The wedding, they'd pointed out, was going to cause a spectacular uproar, very possibly fatal to business. But if some of Clevedon's relatives were to attend the ceremony, signaling acceptance of the bride, it would subdue, to some extent, the outrage.
And so Clevedon had invited his aunts, who'd descended en masse to prevent the shocking misalliance. But no great lady, not even the Queen, was a match for three Noirot sisters and their secret weapon, Marcelline's six-year-old daughter, Lucie Cordelia. The aunts had surrendered in a matter of hours.

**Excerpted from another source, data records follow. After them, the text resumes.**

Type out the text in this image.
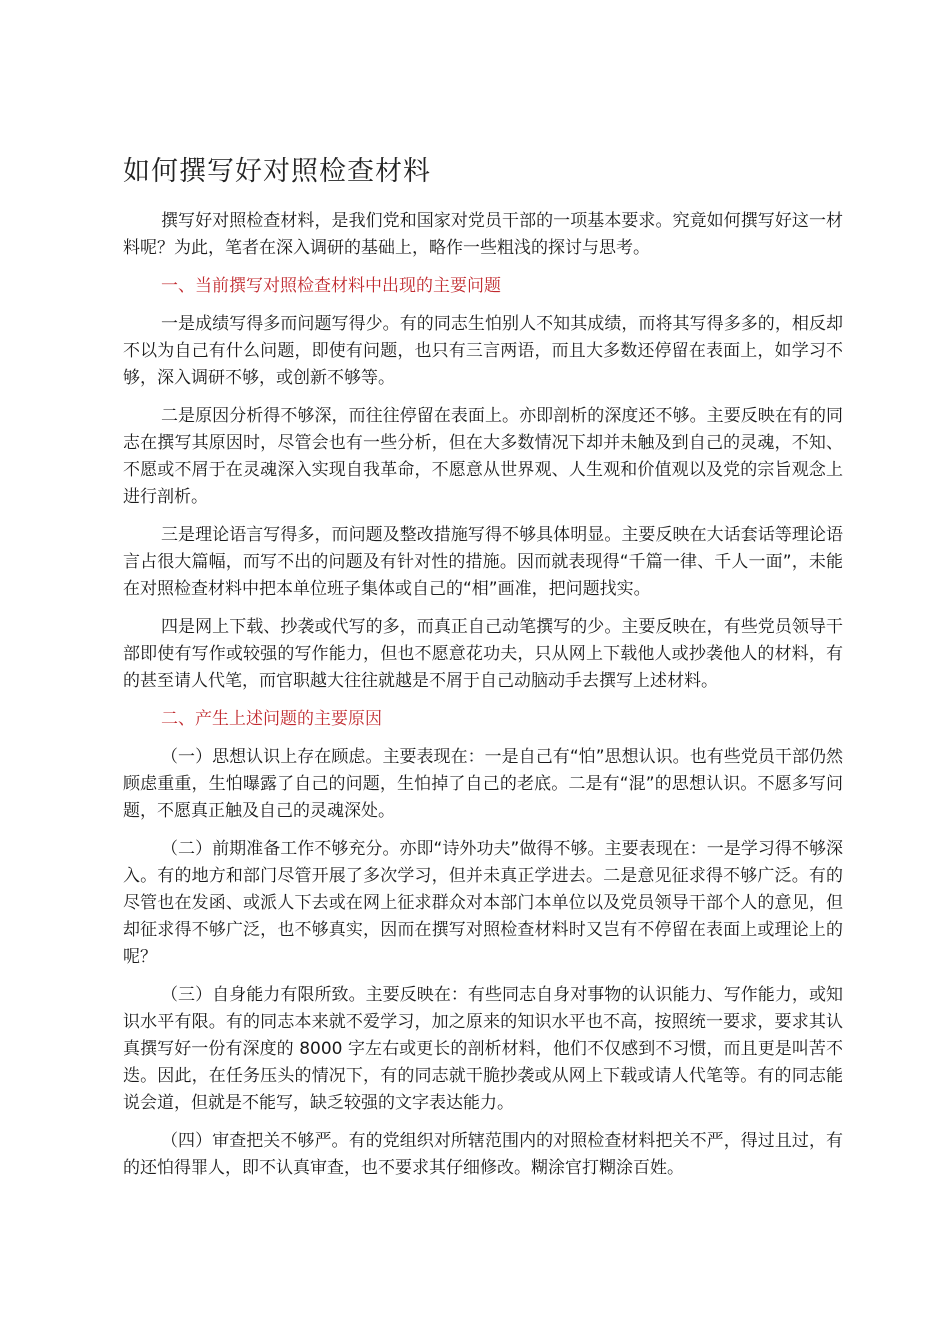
如何撰写好对照检查材料

撰写好对照检查材料，是我们党和国家对党员干部的一项基本要求。究竟如何撰写好这一材料呢？为此，笔者在深入调研的基础上，略作一些粗浅的探讨与思考。

一、当前撰写对照检查材料中出现的主要问题

一是成绩写得多而问题写得少。有的同志生怕别人不知其成绩，而将其写得多多的，相反却不以为自己有什么问题，即使有问题，也只有三言两语，而且大多数还停留在表面上，如学习不够，深入调研不够，或创新不够等。

二是原因分析得不够深，而往往停留在表面上。亦即剖析的深度还不够。主要反映在有的同志在撰写其原因时，尽管会也有一些分析，但在大多数情况下却并未触及到自己的灵魂，不知、不愿或不屑于在灵魂深入实现自我革命，不愿意从世界观、人生观和价值观以及党的宗旨观念上进行剖析。

三是理论语言写得多，而问题及整改措施写得不够具体明显。主要反映在大话套话等理论语言占很大篇幅，而写不出的问题及有针对性的措施。因而就表现得“千篇一律、千人一面”，未能在对照检查材料中把本单位班子集体或自己的“相”画准，把问题找实。

四是网上下载、抄袭或代写的多，而真正自己动笔撰写的少。主要反映在，有些党员领导干部即使有写作或较强的写作能力，但也不愿意花功夫，只从网上下载他人或抄袭他人的材料，有的甚至请人代笔，而官职越大往往就越是不屑于自己动脑动手去撰写上述材料。

二、产生上述问题的主要原因

（一）思想认识上存在顾虑。主要表现在：一是自己有“怕”思想认识。也有些党员干部仍然顾虑重重，生怕曝露了自己的问题，生怕掉了自己的老底。二是有“混”的思想认识。不愿多写问题，不愿真正触及自己的灵魂深处。

（二）前期准备工作不够充分。亦即“诗外功夫”做得不够。主要表现在：一是学习得不够深入。有的地方和部门尽管开展了多次学习，但并未真正学进去。二是意见征求得不够广泛。有的尽管也在发函、或派人下去或在网上征求群众对本部门本单位以及党员领导干部个人的意见，但却征求得不够广泛，也不够真实，因而在撰写对照检查材料时又岂有不停留在表面上或理论上的呢？

（三）自身能力有限所致。主要反映在：有些同志自身对事物的认识能力、写作能力，或知识水平有限。有的同志本来就不爱学习，加之原来的知识水平也不高，按照统一要求，要求其认真撰写好一份有深度的 8000 字左右或更长的剖析材料，他们不仅感到不习惯，而且更是叫苦不迭。因此，在任务压头的情况下，有的同志就干脆抄袭或从网上下载或请人代笔等。有的同志能说会道，但就是不能写，缺乏较强的文字表达能力。

（四）审查把关不够严。有的党组织对所辖范围内的对照检查材料把关不严，得过且过，有的还怕得罪人，即不认真审查，也不要求其仔细修改。糊涂官打糊涂百姓。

Now they were trying to find a way to make Marcelline respectable. They actually believed they could present her to the Queen.
Sophy wasn't at all sure that would do Maison Noirot any good. On the contrary, she suspected it would only fan the flames of Lady Warford's hatred.
"Still here," Clevedon said. "They can't seem to tear themselves away."
Marcelline rose, and the others did, too. "I'd better go before they come down," she said. "They're not at all reconciled to my continuing to work."
"Meaning there's a good deal more jawing than you like," Longmore said. "How well I understand." He gave her a wry smile, and bowed.
He was a man who could fill a doorway, and seemed to take over a room. He was disheveled, and disreputable besides, but he bowed with the easy grace of a dandy.
It was annoying of him to be so completely and gracefully at ease in that big brawler's body of his. It was really annoying of him to ooze virility.
Sophy was a Noirot, a breed keenly tuned to animal excitement—and not possessing much in the way of moral principles.
If he ever found out how weak she was in this regard, she was doomed.
She sketched a curtsey and took her sister's arm. "Yes, well, we'd better not dawdle, in any event. I promised Leonie I wouldn't stay above half an hour."
She hurried her sister out of the room.